Los pueblos fantasma como Jericho brindan una mirada al pasado, con edificios en ruinas y cielos expansivos perfectos para los fotógrafos. El Devil’s Rope Museum en McLean muestra la historia del alambre de púas junto con exhibiciones de la Ruta 66 y Dust Bowl. Finalmente, el Museo Cultural Milburn-Price y la Gasolinera Magnolia en Vega ofrecen viajes nostálgicos al pasado.

Cenando a lo largo de la carretera madre

La escena culinaria de Amarillo es tan audaz como sus atracciones. The Big Texan Steak Ranch & Brewery es legendario por su desafío de bistec de 72 onzas. Termine la comida (filete, cóctel de camarones, papa, ensalada y panecillo) en menos de 60 minutos y es gratis. Incluso si te saltas el desafío, los filetes son enormes y satisfactorios.

Para un capricho más dulce, Mama Jo’s Pies and Sweets en Vega sirve pasteles elaborados con recetas de generaciones antiguas. Las cortezas son hojaldradas y los rellenos ricos. OHMS Cafe en el centro de Amarillo ofrece una experiencia más exclusiva con un menú variado que incluye bistec, alce y atún ahi.
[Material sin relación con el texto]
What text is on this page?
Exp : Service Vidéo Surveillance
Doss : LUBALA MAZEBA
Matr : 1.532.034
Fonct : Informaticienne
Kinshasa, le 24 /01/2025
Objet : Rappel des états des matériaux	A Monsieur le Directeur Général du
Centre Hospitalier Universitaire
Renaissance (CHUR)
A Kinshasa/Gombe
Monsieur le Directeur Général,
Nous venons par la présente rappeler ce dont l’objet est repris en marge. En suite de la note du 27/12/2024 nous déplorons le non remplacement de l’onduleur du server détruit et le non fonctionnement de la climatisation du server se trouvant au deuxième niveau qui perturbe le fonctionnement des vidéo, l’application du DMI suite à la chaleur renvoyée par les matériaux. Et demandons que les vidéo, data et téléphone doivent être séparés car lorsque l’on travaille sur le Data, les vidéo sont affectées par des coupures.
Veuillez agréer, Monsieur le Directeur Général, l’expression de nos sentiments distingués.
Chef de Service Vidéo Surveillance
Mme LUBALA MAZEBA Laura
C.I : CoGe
Otras paradas notables incluyen el Midpoint Cafe (exactamente a medio camino entre Chicago y Los Ángeles), el GoldenLight Cafe and Cantina (el restaurante más antiguo de Amarillo) y el Conoco Tower Station y U-Drop Inn en Shamrock, un restaurante sacado directamente de la película Cars.

Dónde alojarse

Para una experiencia de lujo, The Barfield, Autograph Collection en el centro de Amarillo ofrece comodidades modernas en un edificio histórico. Las habitaciones son espaciosas y el hotel cuenta con un bar clandestino oculto. El Big Texan Motel, conectado con el rancho de carnes, ofrece alojamiento temático a poca distancia de la acción.

Moverse

Se puede acceder a Amarillo mediante vuelos directos desde los principales aeropuertos de Texas (Dallas, Houston, Austin). Si bien se puede caminar por el centro de la ciudad, es esencial tener un automóvil para explorar las atracciones de los alrededores. Las opciones de alquiler están disponibles en el Aeropuerto Internacional Rick Husband Amarillo (AMA).
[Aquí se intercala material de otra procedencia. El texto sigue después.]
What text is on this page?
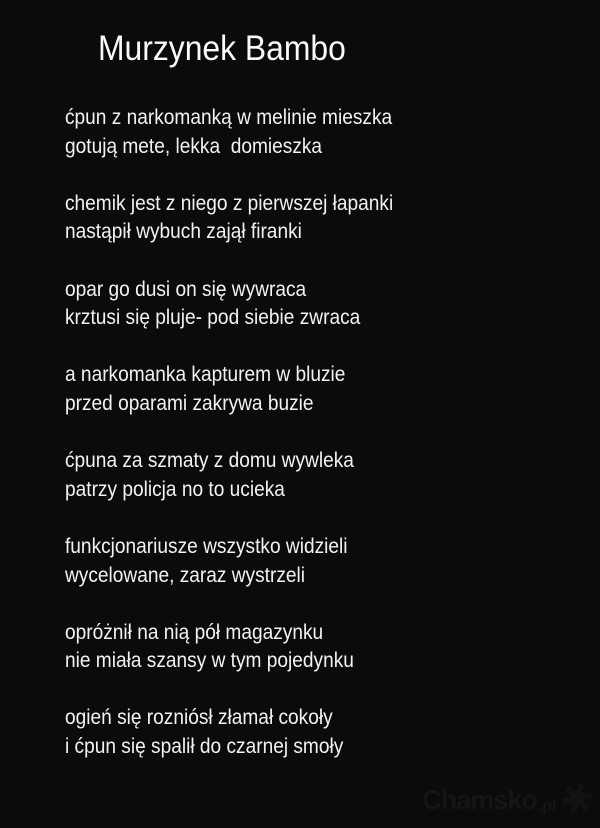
Murzynek Bambo

ćpun z narkomanką w melinie mieszka
gotują mete, lekka  domieszka

chemik jest z niego z pierwszej łapanki
nastąpił wybuch zajął firanki

opar go dusi on się wywraca
krztusi się pluje- pod siebie zwraca

a narkomanka kapturem w bluzie
przed oparami zakrywa buzie

ćpuna za szmaty z domu wywleka
patrzy policja no to ucieka

funkcjonariusze wszystko widzieli
wycelowane, zaraz wystrzeli

opróżnił na nią pół magazynku
nie miała szansy w tym pojedynku

ogień się rozniósł złamał cokoły
i ćpun się spalił do czarnej smoły

Chamsko .pl
✱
La combinación de rarezas en la carretera, comidas abundantes y alojamientos históricos de Amarillo lo convierte en un destino inolvidable para los viajeros de la Ruta 66. El compromiso de la ciudad de preservar su pasado y al mismo tiempo abrazar su peculiar presente garantiza que los visitantes encontrarán algo para disfrutar.